Sob esses protocolos formais,a Rainhamostra as diferenças geracionais na resposta emocional. A rainha Elizabeth foi criada durante a Segunda Guerra Mundial e infundida com a reserva britânica estereotipada de “Keep Calm and Carry On”. Para ela, um lábio superior rígido e dignidade estóica diante da adversidade é a reação adequada à tragédia. Como a figura de proa do Reino Unido, ela acredita que as pessoas querem que alguém fique acima da vulnerabilidade, Helen Mirren interpretando a rainha com uma determinação intencional que só racha um pouco quando ela está sozinha. Mas em 1997 as atitudes britânicas mudaram. O derramamento de tristeza por Diana representou um abraço de sentimentalismo, o desejo de ver as celebridades não como figuras aspiracionais, mas como relacionáveis e de coração aberto. Para o bem ou para o mal,esse desejo de que as celebridades sejam apresentáveissó aumentaria e continuaria até hoje.
A rainhamostra o impacto de Diana e as emoções carregadas da nação usando imagens de arquivo contemporâneas, tornando a Diana da vida real como um espectro que paira sobre o público e a família real. Mas também mostra simpatia pela rainha Elizabeth nos bastidores, com Blair crescendo para respeitar o papel ingrato em que nasceu e defendendo sua difícil tarefa contra aqueles que ladram por seu sangue. Dessa forma, como emThe Crown, o filme é apolítico, respeitando o indivíduo, senão a instituição.

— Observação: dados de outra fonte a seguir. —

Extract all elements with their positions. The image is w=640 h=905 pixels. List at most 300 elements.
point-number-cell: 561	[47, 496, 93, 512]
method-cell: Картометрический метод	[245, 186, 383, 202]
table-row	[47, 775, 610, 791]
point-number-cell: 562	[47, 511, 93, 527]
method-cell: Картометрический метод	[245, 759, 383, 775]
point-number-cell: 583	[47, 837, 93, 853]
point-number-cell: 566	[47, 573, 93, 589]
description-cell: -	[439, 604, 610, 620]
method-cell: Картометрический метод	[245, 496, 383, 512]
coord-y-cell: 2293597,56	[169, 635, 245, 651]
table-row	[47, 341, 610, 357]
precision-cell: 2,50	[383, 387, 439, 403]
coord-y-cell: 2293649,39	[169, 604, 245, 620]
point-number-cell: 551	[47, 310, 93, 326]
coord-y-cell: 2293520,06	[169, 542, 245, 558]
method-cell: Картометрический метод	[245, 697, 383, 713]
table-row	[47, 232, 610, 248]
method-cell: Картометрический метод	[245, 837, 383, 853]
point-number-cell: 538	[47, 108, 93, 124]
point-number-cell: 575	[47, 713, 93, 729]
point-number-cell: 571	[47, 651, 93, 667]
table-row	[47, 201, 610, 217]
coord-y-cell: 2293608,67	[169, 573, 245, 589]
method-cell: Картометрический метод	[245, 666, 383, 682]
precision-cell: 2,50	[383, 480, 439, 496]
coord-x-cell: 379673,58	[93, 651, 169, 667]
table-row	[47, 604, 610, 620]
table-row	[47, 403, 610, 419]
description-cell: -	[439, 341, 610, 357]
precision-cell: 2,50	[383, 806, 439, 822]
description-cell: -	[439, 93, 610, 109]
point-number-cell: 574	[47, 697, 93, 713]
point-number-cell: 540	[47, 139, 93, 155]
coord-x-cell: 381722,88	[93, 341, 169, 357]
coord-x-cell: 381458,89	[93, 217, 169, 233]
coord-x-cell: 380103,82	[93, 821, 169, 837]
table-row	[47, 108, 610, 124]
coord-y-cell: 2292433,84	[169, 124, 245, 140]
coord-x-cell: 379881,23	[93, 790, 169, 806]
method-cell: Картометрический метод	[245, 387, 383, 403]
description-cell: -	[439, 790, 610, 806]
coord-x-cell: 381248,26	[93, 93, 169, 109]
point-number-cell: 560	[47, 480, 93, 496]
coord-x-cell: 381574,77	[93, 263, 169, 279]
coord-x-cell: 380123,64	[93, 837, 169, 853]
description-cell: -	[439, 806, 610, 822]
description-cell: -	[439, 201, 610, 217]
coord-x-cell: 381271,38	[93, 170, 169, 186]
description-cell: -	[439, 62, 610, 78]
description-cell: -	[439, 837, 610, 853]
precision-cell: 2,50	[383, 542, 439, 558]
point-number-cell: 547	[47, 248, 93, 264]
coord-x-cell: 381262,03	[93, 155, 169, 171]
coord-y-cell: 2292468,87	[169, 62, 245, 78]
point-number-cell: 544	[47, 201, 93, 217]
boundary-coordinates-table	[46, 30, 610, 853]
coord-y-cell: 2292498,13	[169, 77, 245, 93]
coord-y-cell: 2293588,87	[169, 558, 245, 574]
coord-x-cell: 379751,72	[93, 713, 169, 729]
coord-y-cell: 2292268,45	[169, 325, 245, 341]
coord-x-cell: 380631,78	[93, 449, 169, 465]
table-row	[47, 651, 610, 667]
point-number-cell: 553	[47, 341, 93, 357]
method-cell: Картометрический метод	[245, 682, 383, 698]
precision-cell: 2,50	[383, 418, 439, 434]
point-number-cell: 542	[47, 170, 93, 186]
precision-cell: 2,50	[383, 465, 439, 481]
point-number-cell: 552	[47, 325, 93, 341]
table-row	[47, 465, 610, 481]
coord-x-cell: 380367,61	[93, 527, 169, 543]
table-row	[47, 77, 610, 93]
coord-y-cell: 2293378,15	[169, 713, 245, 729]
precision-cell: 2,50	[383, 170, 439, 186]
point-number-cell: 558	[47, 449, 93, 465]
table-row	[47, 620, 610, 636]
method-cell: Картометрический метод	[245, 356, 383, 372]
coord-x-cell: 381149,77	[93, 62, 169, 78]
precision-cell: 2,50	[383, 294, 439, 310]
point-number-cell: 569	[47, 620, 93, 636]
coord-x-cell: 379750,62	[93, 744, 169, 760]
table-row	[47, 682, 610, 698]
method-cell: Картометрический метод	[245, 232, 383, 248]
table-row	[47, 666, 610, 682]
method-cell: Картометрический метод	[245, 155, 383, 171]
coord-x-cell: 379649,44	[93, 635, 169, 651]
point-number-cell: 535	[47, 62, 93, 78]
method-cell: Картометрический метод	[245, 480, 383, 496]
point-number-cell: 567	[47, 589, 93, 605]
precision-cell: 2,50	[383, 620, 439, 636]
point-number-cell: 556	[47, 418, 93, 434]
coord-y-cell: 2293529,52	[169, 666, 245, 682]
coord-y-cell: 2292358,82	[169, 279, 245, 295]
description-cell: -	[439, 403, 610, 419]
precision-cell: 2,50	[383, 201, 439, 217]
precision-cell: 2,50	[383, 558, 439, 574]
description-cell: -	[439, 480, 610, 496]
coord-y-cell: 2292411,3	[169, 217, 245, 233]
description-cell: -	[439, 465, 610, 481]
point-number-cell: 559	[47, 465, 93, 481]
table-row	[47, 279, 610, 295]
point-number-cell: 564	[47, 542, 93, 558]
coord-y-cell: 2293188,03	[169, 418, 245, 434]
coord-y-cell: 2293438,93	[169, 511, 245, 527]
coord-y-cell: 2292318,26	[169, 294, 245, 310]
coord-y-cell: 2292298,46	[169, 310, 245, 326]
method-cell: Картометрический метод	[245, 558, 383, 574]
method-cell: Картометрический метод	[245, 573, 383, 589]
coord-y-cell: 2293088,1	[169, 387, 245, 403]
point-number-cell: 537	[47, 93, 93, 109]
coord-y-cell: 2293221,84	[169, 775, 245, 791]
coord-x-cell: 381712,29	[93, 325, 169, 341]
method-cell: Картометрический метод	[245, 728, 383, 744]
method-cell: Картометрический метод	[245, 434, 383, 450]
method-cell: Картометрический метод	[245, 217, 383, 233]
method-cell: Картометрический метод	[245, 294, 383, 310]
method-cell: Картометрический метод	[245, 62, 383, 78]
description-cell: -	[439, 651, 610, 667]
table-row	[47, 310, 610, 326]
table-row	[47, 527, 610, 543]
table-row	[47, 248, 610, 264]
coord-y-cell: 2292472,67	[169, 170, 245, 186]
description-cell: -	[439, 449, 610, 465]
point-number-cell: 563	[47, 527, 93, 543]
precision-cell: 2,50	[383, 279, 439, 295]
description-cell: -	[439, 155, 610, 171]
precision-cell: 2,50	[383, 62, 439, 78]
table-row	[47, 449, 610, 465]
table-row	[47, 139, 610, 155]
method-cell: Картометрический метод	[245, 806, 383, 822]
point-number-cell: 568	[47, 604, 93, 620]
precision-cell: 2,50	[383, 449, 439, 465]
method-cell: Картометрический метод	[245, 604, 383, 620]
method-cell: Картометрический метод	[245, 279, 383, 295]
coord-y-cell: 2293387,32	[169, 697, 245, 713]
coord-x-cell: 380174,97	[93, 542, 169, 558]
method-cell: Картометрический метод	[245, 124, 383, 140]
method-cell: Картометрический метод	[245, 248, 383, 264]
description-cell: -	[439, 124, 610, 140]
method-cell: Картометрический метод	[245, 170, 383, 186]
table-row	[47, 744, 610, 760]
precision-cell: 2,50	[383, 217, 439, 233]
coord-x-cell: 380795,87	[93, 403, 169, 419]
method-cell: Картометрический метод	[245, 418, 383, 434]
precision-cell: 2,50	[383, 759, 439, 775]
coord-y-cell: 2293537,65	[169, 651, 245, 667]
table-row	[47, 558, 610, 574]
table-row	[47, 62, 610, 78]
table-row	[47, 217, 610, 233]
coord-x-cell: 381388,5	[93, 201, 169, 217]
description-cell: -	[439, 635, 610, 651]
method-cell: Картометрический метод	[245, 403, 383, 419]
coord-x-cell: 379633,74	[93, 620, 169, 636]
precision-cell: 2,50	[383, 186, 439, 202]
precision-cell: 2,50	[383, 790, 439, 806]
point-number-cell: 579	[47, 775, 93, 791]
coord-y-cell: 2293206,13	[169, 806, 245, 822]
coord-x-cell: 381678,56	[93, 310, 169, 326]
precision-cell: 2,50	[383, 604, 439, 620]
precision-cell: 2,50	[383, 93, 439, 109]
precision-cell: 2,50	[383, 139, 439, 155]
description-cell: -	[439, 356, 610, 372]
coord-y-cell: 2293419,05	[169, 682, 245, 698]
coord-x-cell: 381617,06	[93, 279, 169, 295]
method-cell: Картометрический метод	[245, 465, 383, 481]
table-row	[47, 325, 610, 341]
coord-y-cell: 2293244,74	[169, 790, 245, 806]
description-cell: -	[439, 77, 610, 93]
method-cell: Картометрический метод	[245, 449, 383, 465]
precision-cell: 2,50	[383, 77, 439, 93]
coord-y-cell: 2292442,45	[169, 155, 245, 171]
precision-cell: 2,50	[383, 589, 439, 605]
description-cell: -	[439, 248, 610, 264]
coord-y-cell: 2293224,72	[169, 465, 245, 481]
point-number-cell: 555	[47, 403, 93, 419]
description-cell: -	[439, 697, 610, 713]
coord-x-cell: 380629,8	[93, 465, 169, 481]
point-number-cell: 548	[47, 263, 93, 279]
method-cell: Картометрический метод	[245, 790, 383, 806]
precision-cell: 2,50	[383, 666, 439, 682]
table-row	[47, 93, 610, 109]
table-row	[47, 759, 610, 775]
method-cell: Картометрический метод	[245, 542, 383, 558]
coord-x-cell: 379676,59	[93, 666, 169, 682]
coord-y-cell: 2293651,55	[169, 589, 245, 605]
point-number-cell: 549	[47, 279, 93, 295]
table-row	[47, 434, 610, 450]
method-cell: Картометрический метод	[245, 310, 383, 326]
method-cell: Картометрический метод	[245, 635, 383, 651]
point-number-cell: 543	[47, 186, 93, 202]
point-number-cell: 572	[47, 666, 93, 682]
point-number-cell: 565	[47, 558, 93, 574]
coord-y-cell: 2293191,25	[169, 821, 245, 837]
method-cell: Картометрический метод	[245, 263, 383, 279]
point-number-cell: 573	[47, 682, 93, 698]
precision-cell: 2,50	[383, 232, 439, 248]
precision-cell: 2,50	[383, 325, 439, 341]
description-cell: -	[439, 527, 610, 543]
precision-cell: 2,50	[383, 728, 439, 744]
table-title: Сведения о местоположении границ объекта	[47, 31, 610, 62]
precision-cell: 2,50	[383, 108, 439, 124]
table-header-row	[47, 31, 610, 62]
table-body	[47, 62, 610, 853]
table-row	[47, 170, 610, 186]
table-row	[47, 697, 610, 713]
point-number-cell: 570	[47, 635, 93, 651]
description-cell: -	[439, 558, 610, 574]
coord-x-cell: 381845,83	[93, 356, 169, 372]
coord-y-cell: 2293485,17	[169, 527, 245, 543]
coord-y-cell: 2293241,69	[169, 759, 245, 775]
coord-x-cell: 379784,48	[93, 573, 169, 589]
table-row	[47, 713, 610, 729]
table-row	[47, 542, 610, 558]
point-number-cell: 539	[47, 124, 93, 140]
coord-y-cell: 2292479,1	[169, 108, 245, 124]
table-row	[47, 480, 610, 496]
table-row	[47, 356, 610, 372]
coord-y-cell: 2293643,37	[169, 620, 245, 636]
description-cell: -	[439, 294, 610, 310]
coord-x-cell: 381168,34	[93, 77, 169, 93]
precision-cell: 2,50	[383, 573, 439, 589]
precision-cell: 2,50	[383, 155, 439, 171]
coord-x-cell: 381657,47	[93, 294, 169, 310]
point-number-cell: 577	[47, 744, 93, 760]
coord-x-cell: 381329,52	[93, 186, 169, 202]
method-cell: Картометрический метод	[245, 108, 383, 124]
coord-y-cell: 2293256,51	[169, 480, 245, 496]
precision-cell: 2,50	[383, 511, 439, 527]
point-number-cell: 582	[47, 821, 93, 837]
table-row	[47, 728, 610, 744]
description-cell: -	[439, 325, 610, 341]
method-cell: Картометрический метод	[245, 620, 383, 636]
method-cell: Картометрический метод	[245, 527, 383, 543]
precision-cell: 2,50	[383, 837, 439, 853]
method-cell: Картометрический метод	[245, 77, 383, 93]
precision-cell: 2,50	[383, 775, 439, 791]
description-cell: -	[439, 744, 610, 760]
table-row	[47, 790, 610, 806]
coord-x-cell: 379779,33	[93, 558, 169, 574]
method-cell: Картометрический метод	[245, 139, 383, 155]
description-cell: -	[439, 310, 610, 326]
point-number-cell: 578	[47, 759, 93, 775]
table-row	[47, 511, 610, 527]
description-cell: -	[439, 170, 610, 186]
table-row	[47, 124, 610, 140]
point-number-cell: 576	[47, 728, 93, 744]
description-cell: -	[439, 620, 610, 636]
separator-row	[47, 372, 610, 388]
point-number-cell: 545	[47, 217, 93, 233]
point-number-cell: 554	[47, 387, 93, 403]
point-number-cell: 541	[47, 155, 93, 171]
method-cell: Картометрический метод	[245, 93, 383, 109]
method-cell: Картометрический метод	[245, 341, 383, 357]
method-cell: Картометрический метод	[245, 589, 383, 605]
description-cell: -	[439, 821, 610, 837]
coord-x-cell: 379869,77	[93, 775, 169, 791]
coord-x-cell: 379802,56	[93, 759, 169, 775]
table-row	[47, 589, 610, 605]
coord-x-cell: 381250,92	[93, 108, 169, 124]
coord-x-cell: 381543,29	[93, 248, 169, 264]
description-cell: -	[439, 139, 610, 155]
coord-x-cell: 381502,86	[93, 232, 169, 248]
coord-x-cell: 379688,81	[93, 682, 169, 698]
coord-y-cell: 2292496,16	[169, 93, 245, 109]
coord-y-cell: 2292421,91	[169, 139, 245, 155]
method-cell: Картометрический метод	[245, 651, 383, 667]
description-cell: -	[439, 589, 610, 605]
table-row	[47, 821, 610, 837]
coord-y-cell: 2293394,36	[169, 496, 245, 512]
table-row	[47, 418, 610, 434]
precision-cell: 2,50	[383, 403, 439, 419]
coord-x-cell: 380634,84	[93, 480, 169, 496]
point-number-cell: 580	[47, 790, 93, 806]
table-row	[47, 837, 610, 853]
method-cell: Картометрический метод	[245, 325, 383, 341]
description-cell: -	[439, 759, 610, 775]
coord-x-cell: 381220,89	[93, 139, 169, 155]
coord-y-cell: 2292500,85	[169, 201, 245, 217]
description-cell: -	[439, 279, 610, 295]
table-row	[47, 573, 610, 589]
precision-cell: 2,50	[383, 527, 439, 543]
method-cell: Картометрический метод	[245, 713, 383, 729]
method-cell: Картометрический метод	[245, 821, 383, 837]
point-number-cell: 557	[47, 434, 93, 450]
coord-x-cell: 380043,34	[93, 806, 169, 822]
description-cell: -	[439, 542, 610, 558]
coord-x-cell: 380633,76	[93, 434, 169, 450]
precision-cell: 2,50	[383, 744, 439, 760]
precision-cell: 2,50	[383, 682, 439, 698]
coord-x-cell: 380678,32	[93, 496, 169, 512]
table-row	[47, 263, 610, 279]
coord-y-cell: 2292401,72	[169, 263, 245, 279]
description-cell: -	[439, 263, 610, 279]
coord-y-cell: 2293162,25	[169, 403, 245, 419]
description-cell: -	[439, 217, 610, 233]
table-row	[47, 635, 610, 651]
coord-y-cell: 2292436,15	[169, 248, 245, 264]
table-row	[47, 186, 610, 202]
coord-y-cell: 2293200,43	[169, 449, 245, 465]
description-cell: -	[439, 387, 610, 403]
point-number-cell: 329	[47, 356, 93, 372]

Peter Morgan cresceu como roteirista desde 2006, poisA Rainhanão é perfeita em sua exposição de atitudes culturais. Mas as mesmas preocupações encontradas emThe Crown– o fardo das tradições, o papel da monarquia anacrônica na Grã-Bretanha moderna, as pressões da cultura das celebridades – podem ser encontradas emThe Queen. O programa da Netflix apenas fornece ainda mais contexto sobre a atitude supostamente fria da rainha, que sempre foi ensinada a ser a maneira correta de se comportar.
A Rainha está disponível para aluguel na Amazon, YouTube e Google Play.